Breeding Cats in a Country Overrun with Strays: A Misguided Priority
Breeding While Millions Suffer
In Van, eastern Türkiye, a breeding program at the Van Cat Research and Application Centre is celebrating the birth of 37 kittens from 11 adult cats as part of its efforts to preserve the rare Van breed. While the centre claims its work protects genetic purity and heritage, the timing and priorities are hard to reconcile with reality. Across Türkiye, millions of street cats face hunger, untreated illness, injury, and violence every single day.
When shelters are overflowing, rescue groups are overwhelmed, and adoption rates are sluggish, pouring resources into producing more cats—no matter how beautiful—feels like turning a blind eye to the suffering already on the streets.
Türkiye’s Stray Cat Crisis
From Istanbul’s bustling avenues to rural backstreets, Türkiye’s street cats—known as sokak kedisi—are everywhere. In some neighbourhoods they are fed, sheltered, and loved by the community. In others, they are starved, poisoned, beaten, or deliberately maimed. Estimates put the number of stray cats in Istanbul alone between 125,000 and over a million. National figures are staggering.
The country’s stray population is not the result of nature—it’s the consequence of unchecked breeding, abandonment, and systemic failure to implement effective, humane population control.
Violence and the Rise of Animal Hate Groups
For every person who puts out a bowl of food, there’s another who sees street cats as a nuisance, or worse, a target. In recent years, Türkiye has seen the rise of organised animal hate groups using social media to push for the killing of strays. These groups spread misinformation, frame animals as dangerous or disease-ridden, and lobby for culling.
The cruelty strays endure is horrifying
Policy that Puts Lives at Risk
In 2024, new legislation allowed the mass removal of stray dogs from the streets. While the official line speaks of sheltering, vaccinating, and neutering, the reality, according to animal advocates—is that many of these animals face certain death. Overcrowded, underfunded shelters quickly become warehouses where disease, neglect, and abuse flourish. Those deemed “unadoptable” are often euthanised.
This policy is a gift to animal hate groups and a betrayal of the country’s long history of coexisting with its street animals.
Breeding vs. Rescue: The Ethical Divide
Every kitten bred for “preservation” is another home not available for a homeless cat already living, or dying, on the streets. Advocates for responsible breeding often argue that such programs are controlled and that kittens will be adopted quickly. But with adoption rates already low and shelters overwhelmed, even “wanted” kittens displace rescues in need.

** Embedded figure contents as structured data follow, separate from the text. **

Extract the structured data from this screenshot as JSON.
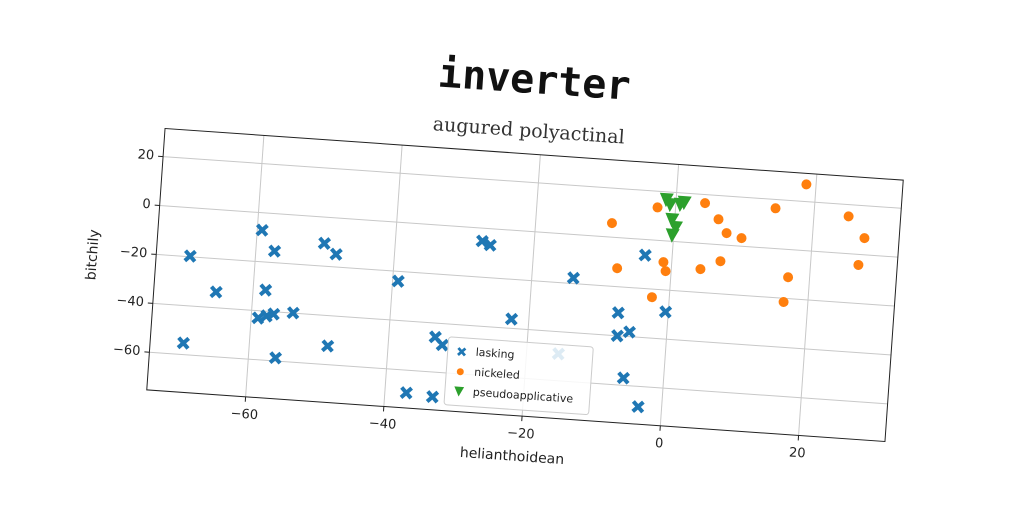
{
  "chart_data": {
    "type": "scatter",
    "title": "inverter",
    "subtitle": "augured polyactinal",
    "x_label": "helianthoidean",
    "y_label": "bitchily",
    "xlim": [
      -74.3,
      32.5
    ],
    "ylim": [
      -75.4,
      31.5
    ],
    "xticks": [
      {
        "value": -60,
        "label": "−60"
      },
      {
        "value": -40,
        "label": "−40"
      },
      {
        "value": -20,
        "label": "−20"
      },
      0,
      20
    ],
    "yticks": [
      {
        "value": -60,
        "label": "−60"
      },
      {
        "value": -40,
        "label": "−40"
      },
      {
        "value": -20,
        "label": "−20"
      },
      0,
      20
    ],
    "grid": true,
    "legend": "lower center",
    "series": [
      {
        "name": "lasking",
        "color": "#1f77b4",
        "marker": "x",
        "x": [
          -69.5,
          -69.4,
          -65.3,
          -59.3,
          -57.3,
          -58.2,
          -59,
          -57.8,
          -56.8,
          -54,
          -56.1,
          -50.2,
          -48.4,
          -48.7,
          -39.2,
          -36.9,
          -33.1,
          -33.3,
          -32.2,
          -27.5,
          -26.3,
          -22.5,
          -15.4,
          -14,
          -7.2,
          -7.1,
          -5.4,
          -5.8,
          -3.4,
          -3.9,
          -0.4
        ],
        "y": [
          -55.3,
          -19.7,
          -33.6,
          -7.1,
          -15.3,
          -31.4,
          -43,
          -41.9,
          -40.9,
          -39.9,
          -58.7,
          -10.7,
          -14.8,
          -52.4,
          -24,
          -69.2,
          -70.1,
          -45.7,
          -48.7,
          -5.3,
          -6.7,
          -36.2,
          -49,
          -17.7,
          -30.6,
          -40,
          -38.1,
          -57,
          -68.3,
          -6.4,
          -28.9
        ]
      },
      {
        "name": "nickeled",
        "color": "#ff7f0e",
        "marker": "o",
        "x": [
          -9,
          -7.8,
          -2.5,
          -2.6,
          -1.2,
          -0.8,
          4.2,
          4.2,
          6.3,
          7.6,
          7,
          9.8,
          14.4,
          16.9,
          16.5,
          18.6,
          25,
          26.9,
          27.5
        ],
        "y": [
          5.7,
          -12.5,
          -23.3,
          13.4,
          -8.7,
          -12.3,
          -10.5,
          16.5,
          10.3,
          4.9,
          -6.7,
          3.3,
          16.4,
          -11.3,
          -21.5,
          27,
          15.2,
          -4.3,
          6.8
        ]
      },
      {
        "name": "pseudoapplicative",
        "color": "#2ca02c",
        "marker": "v",
        "x": [
          -0.8,
          0.65,
          -0.4,
          0.2,
          -1.4,
          1.2,
          -0.2
        ],
        "y": [
          14.7,
          15,
          8.6,
          5.5,
          16.6,
          15.9,
          2.3
        ]
      }
    ]
  }
}
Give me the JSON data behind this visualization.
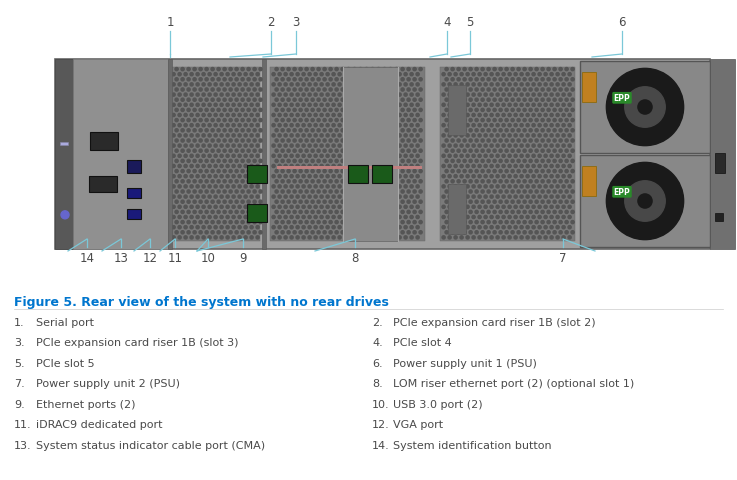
{
  "background_color": "#ffffff",
  "figure_title": "Figure 5. Rear view of the system with no rear drives",
  "figure_title_color": "#0076CE",
  "figure_title_fontsize": 9.0,
  "items_left": [
    {
      "num": "1.",
      "text": "Serial port"
    },
    {
      "num": "3.",
      "text": "PCIe expansion card riser 1B (slot 3)"
    },
    {
      "num": "5.",
      "text": "PCIe slot 5"
    },
    {
      "num": "7.",
      "text": "Power supply unit 2 (PSU)"
    },
    {
      "num": "9.",
      "text": "Ethernet ports (2)"
    },
    {
      "num": "11.",
      "text": "iDRAC9 dedicated port"
    },
    {
      "num": "13.",
      "text": "System status indicator cable port (CMA)"
    }
  ],
  "items_right": [
    {
      "num": "2.",
      "text": "PCIe expansion card riser 1B (slot 2)"
    },
    {
      "num": "4.",
      "text": "PCIe slot 4"
    },
    {
      "num": "6.",
      "text": "Power supply unit 1 (PSU)"
    },
    {
      "num": "8.",
      "text": "LOM riser ethernet port (2) (optional slot 1)"
    },
    {
      "num": "10.",
      "text": "USB 3.0 port (2)"
    },
    {
      "num": "12.",
      "text": "VGA port"
    },
    {
      "num": "14.",
      "text": "System identification button"
    }
  ],
  "callout_line_color": "#7BC8D8",
  "text_color": "#4a4a4a",
  "num_color": "#4a4a4a",
  "item_fontsize": 8.0,
  "callout_fontsize": 8.5,
  "chassis_color": "#a8a8a8",
  "chassis_dark": "#6e6e6e",
  "chassis_mid": "#8e8e8e",
  "mesh_color": "#787878",
  "mesh_dot_color": "#5a5a5a",
  "psu_bg": "#888888",
  "fan_outer": "#2a2a2a",
  "fan_inner": "#505050",
  "epp_color": "#2a8a2a",
  "orange_color": "#c08020"
}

In a country where so many cats are suffering without homes, food, or veterinary care, deliberately creating more, even for cultural or conservation reasons, is a misallocation of compassion, funding, and public attention.
What Needs to Change
End breeding programs while stray overpopulation remains out of control.
Invest in large-scale TNR (Trap–Neuter–Return) and community feeding stations to humanely reduce populations.
Crack down on animal hate groups and prosecute acts of cruelty with real consequences.
Promote adoption of existing strays through public campaigns and international partnerships.
Fund and regulate shelters to ensure they are safe, clean, and genuinely temporary waypoints—not death sentences.
In Conclusion
Türkiye’s Van cat breeding program might make for pretty headlines, but it is a dangerous distraction from a national animal welfare emergency. Every lira, every hour, and every ounce of public goodwill spent producing more kittens is time and resources stolen from the cats already here, starving, limping, hiding under cars, or dying in the shadows.
If Türkiye truly values its cats, Van or otherwise, it must stop manufacturing new lives and start saving the ones that already exist.